When english teacher Frank Alletto graduated from LT in 1992, he knew confidently that he wanted to return as soon as he could, inspired to follow the footsteps of his own senior year english teacher, Glen Powell.
“I absolutely wanted to be back to LT,” Alletto said. “ It still amazes me that things worked out the way they did. At the end of my senior year, I wrote Glen a thank you letter, ending with my wish to one day call him a colleague and friend. Four years later, in 1996, I started teaching at LT. Incidentally, on my first day of teaching, I stopped in the main office to grab my mail before first period. Imagine my surprise when I found that exact same letter in my mailbox. Glen had saved it in the hopes that I’d be back.”
A significant amount of things have changed since starting to teach, he said. Alletto first began working at LT when he was just 22 years old, only four years after graduation. In his 28 years of teaching at LT the most change he experienced was in both teacher/student expectations and technology.
“But what hasn’t changed is the value of it and the significance of what happens in a classroom,” Alletto said. “I still believe a classroom is the most sacred place to be. I felt it here as a student, and I still feel it everyday as a teacher.”
Since there wasn’t there wasn’t much digital access everyday, students during this time were less socially, politically, and culturally aware than the students at LT today, he said.

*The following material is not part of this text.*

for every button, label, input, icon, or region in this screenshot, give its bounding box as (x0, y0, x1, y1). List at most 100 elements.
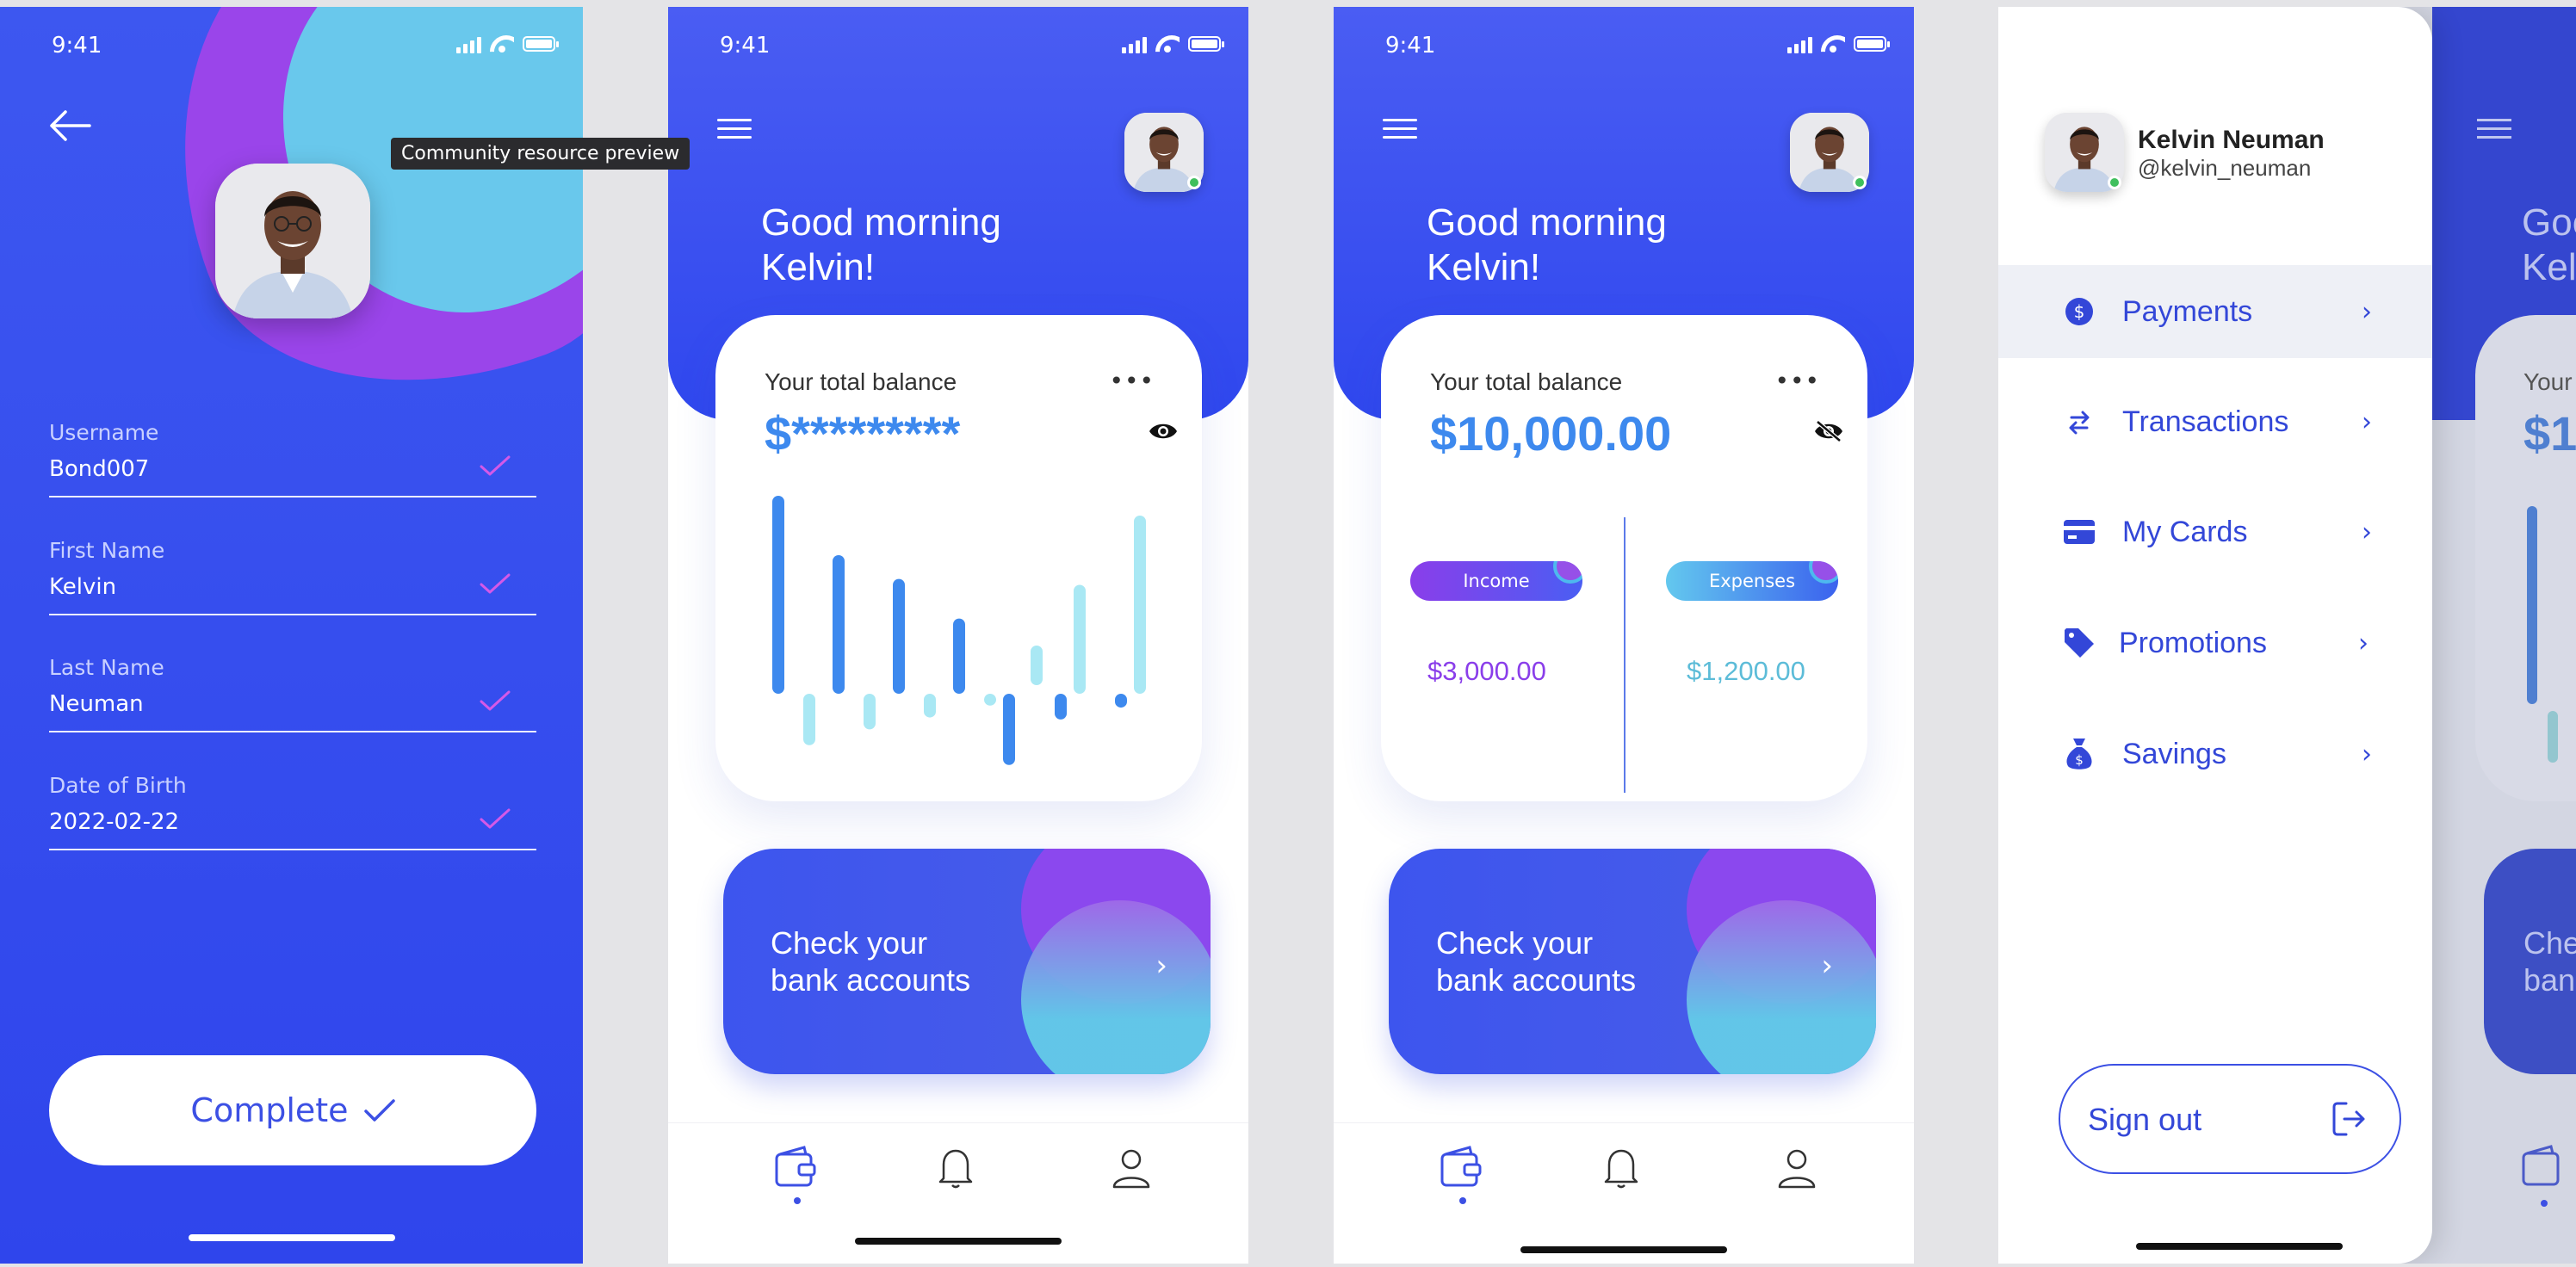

The access to computers was limited and almost everything was still physical and manual.
“We hand wrote everything, though most tests were filling in bubbles,” Alletto said. “And I love describing for my students how we texted in the 90s: pen on torn out spiral paper, carefully folded, palmed, and handed off in hallways or dropped in lockers.”
Being on the edge of two decades in high school, Alletto had a unique experience as a student in regards to music and fashion, he said. For a while Alletto harbored the iconic mullet hairstyle and also listened to many different bands as the years went on. He went from listening to Def Leppard to then transitioning to Nirvana by the time he graduated.
“I have truly vivid memories, all related to music: flashes of me as a newly licensed sophomore, driving out of the SC parking lot blasting Guns and Roses’ ‘Sweet Child of Mine’,” Alletto said.